Ford’s government had contended that cabinet confidentiality, candour and solidarity are fundamental to a system where responsible ministers collectively decide government policy, but the CBC argued disclosure is key to an informed public and accountable government.

While there is no doubt that public access to government-held information is vital to the democratic process, Karakatsanis wrote, in this case the information and privacy commissioner interpreted the freedom-of-information exemption around cabinet deliberations too narrowly.

“In our constitutional democracy, the confidentiality of Cabinet deliberations is a precondition to responsible government because it enables collective ministerial responsibility,” Karakatsanis wrote.


“At base, Cabinet confidentiality promotes executive accountability by permitting private disagreement and candour in ministerial deliberations, despite public solidarity.”

The information and privacy commissioner found that the letters indicate topics that may have arisen during a cabinet meeting or may be considered at a future meeting, and represent the “end point” of deliberations, rather than the substance.

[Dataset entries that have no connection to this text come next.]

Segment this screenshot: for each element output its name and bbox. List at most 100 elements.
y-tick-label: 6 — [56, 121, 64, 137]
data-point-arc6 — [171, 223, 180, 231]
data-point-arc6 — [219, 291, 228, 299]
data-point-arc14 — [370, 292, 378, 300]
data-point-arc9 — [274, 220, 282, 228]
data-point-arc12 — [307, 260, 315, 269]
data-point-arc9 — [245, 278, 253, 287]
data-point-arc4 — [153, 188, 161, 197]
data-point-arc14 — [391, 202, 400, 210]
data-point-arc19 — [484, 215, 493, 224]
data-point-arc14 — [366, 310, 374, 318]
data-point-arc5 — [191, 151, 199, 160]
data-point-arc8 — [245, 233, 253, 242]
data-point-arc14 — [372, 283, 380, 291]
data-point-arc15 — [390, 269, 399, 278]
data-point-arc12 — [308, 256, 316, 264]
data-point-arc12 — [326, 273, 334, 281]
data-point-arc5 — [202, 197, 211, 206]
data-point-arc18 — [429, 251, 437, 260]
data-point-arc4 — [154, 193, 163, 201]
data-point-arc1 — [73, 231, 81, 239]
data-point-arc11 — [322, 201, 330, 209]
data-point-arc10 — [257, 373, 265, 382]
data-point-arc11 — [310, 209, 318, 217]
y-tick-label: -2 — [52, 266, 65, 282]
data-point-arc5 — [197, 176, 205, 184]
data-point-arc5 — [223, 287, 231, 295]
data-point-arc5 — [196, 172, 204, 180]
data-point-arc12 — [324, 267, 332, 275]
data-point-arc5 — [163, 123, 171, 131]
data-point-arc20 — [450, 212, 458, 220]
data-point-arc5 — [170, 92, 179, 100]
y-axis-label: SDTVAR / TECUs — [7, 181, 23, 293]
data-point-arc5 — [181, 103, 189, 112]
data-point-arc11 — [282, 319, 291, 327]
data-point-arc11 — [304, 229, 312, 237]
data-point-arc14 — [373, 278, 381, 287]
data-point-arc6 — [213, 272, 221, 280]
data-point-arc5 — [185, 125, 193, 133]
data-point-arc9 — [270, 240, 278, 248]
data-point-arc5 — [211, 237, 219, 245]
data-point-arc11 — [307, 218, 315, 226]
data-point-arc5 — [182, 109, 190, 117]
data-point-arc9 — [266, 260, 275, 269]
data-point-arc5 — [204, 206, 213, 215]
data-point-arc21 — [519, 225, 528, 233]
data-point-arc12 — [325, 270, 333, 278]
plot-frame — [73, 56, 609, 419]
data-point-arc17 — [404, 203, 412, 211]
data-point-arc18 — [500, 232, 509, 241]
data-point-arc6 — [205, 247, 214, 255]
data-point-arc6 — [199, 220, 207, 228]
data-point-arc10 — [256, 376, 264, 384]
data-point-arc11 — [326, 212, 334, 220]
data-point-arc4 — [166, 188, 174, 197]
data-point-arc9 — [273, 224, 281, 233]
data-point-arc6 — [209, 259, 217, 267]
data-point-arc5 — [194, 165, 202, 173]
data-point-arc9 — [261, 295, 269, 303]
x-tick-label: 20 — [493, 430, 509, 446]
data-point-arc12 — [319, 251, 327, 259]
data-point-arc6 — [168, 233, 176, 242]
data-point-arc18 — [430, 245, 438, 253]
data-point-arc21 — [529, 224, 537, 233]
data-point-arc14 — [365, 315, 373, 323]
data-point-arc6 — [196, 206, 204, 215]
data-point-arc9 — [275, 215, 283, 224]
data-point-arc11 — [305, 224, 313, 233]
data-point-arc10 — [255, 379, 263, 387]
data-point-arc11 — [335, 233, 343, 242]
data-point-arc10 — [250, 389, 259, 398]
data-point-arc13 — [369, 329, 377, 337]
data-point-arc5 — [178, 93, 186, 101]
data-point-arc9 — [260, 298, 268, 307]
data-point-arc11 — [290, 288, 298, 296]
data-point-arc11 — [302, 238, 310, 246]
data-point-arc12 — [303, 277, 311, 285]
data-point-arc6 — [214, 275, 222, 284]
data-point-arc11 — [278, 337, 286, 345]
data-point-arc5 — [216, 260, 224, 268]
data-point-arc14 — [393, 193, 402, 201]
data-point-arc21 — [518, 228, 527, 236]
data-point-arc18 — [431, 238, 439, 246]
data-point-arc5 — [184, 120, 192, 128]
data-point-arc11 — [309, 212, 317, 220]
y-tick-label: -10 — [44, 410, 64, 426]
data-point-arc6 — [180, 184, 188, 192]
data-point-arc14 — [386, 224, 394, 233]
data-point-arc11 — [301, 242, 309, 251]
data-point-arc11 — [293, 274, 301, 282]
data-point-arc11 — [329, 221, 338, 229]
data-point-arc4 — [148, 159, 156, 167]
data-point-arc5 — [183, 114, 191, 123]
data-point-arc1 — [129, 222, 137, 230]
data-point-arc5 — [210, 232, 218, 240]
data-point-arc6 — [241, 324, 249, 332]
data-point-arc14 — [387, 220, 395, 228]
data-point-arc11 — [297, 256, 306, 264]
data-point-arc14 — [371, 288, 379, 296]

But, Karakatsanis wrote, the commissioner did not give due consideration to the impact that “premature disclosure of policy priorities at an early stage of the process may have on the efficient workings of government.”

“Far from being mere ’topics’ like items on an agenda, the Letters reflect the views of the Premier on the importance of certain policy priorities, and mark the initiation of a fluid process of policy formulation within Cabinet,” the court wrote.


“The Letters are revealing of the substance of Cabinet deliberations, both on their face and when compared against what government actually does.”

Kathleen Wynne became the first Ontario premier to proactively disclose the letters, in 2014, with Prime Minister Justin Trudeau and several other premiers following suit.

The 2018 Ontario mandate letters themselves were made public in September after a source provided them to Global News.

Ontario’s opposition leaders said Ford should have released the letters and keeping them secret suggests he has something to hide.

“It’s clear that almost every decision that this Conservative government has made is in the interest of a select few of their friends — not the best interests of Ontarians,” NDP Leader Marit Stiles wrote in a statement.

“This government wasted five years and huge amounts of taxpayer dollars to keep these documents secret.”

Liberal Leader Bonnie Crombie said Ontarians deserve to know what the premier instructs his ministers to do.

“If this government were truly ‘for the people,’ this would include being for the people’s right to know what their government is doing,” she wrote in a statement.

“Ontario citizens should be able to trust that their premier will act in the public’s best interest.”